How far do the vows go?
QUESTION: Masters I’ve been married for 26 years, and during the past five+ years my husband has lost much of his hearing, has a knee that needs replacing, has two hernias along with some incontinence. He refuses to fix his body, so there is no longer any intimacy. Plus, I get so frustrated with him not listening or hearing me that I can no longer feel any unconditional love. I feel that I have lived previous lives with him,
but no longer want to ever do this again. I feel like I am always waiting for him to “get it.” What advice do you have for me? I have felt that I will be widowed one day. ~Cathy, USA
ANSWER: Your husband has turned into a self-indulgent, selfish person. He cares only for himself and how much he can get others to do for him. He is extremely unhappy and is dragging you down with him, and he doesn’t care.
Every soul comes to Earth with their own agendas. They have no obligations to take responsibility for others unless they choose to do so. You have been a good and faithful wife and at first were rewarded with a sharing relationship. What you are experiencing now is nothing more than attempting to honor the piece of paper that societally bound you to this man.
What you do from this point forward is up to you.
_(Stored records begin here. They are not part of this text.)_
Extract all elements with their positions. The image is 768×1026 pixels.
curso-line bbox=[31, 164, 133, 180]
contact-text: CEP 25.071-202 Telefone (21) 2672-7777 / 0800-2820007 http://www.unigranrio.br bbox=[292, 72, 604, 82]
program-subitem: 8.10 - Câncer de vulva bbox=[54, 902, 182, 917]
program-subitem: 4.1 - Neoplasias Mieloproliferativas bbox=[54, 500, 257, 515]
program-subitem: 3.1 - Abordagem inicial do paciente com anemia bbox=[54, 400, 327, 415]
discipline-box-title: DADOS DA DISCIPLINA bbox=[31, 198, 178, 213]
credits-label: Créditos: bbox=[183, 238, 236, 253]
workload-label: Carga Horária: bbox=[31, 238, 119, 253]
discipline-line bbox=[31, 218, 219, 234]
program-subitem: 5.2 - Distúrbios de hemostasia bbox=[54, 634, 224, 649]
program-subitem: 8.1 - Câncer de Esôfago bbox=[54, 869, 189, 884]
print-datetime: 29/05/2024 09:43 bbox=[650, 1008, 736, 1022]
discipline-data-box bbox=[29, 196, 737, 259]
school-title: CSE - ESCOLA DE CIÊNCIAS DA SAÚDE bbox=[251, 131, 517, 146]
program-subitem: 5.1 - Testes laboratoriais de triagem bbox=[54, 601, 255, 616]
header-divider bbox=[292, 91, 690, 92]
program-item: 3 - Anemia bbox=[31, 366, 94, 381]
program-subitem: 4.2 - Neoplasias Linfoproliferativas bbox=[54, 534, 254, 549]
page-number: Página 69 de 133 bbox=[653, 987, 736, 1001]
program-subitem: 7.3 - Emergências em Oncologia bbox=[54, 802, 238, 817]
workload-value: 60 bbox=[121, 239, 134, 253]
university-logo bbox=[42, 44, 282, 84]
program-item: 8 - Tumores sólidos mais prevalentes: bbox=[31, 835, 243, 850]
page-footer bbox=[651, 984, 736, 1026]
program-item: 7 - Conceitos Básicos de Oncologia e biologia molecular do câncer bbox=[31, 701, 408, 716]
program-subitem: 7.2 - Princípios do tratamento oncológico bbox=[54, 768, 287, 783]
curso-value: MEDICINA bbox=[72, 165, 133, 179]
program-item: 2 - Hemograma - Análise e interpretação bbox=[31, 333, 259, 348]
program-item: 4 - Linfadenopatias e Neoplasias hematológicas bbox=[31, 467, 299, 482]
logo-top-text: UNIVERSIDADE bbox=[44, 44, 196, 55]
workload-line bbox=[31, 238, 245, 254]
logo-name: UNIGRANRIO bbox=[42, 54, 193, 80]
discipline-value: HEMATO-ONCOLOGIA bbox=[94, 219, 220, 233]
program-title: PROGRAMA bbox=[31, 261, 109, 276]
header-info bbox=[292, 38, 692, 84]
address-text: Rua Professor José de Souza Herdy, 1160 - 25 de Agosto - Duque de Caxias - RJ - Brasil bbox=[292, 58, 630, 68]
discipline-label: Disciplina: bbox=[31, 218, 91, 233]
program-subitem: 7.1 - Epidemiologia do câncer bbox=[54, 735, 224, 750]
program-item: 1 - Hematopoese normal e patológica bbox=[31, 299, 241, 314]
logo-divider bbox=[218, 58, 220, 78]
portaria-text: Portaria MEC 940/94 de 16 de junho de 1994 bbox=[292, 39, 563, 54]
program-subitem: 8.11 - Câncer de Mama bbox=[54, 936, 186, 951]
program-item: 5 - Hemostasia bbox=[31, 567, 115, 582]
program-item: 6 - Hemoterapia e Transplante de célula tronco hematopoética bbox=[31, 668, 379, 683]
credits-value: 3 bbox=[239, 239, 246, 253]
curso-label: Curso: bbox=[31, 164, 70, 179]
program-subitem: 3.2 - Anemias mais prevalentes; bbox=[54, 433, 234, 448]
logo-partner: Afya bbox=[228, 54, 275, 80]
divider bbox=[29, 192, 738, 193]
You may maintain this hapless existence or move on. He has no intention of changing his current behavior pattern, so you must decide how you want your life to play out. You are not attached physically to him, but emotionally you cling to the memories of the “good times” you shared. They are gone and will not return.
Everyone creates their own reality by the choices they make. There is no spiritual law that says you have to allow this man to create your reality by the demands he makes and the state in which he chooses to exist. Recognize that, for your own sanity, you have to make changes in your life and the interactions you have with others. At the very least, find something outside the home to occupy your time. And at the extreme, if it still is too overpowering, leave for a while to visit someone. He will see everything that you do for him and may decide to be more proactive in his own life.
You are not stuck in this situation unless you allow yourself to be. You have freedom of choice for anything from minor changes to relocation.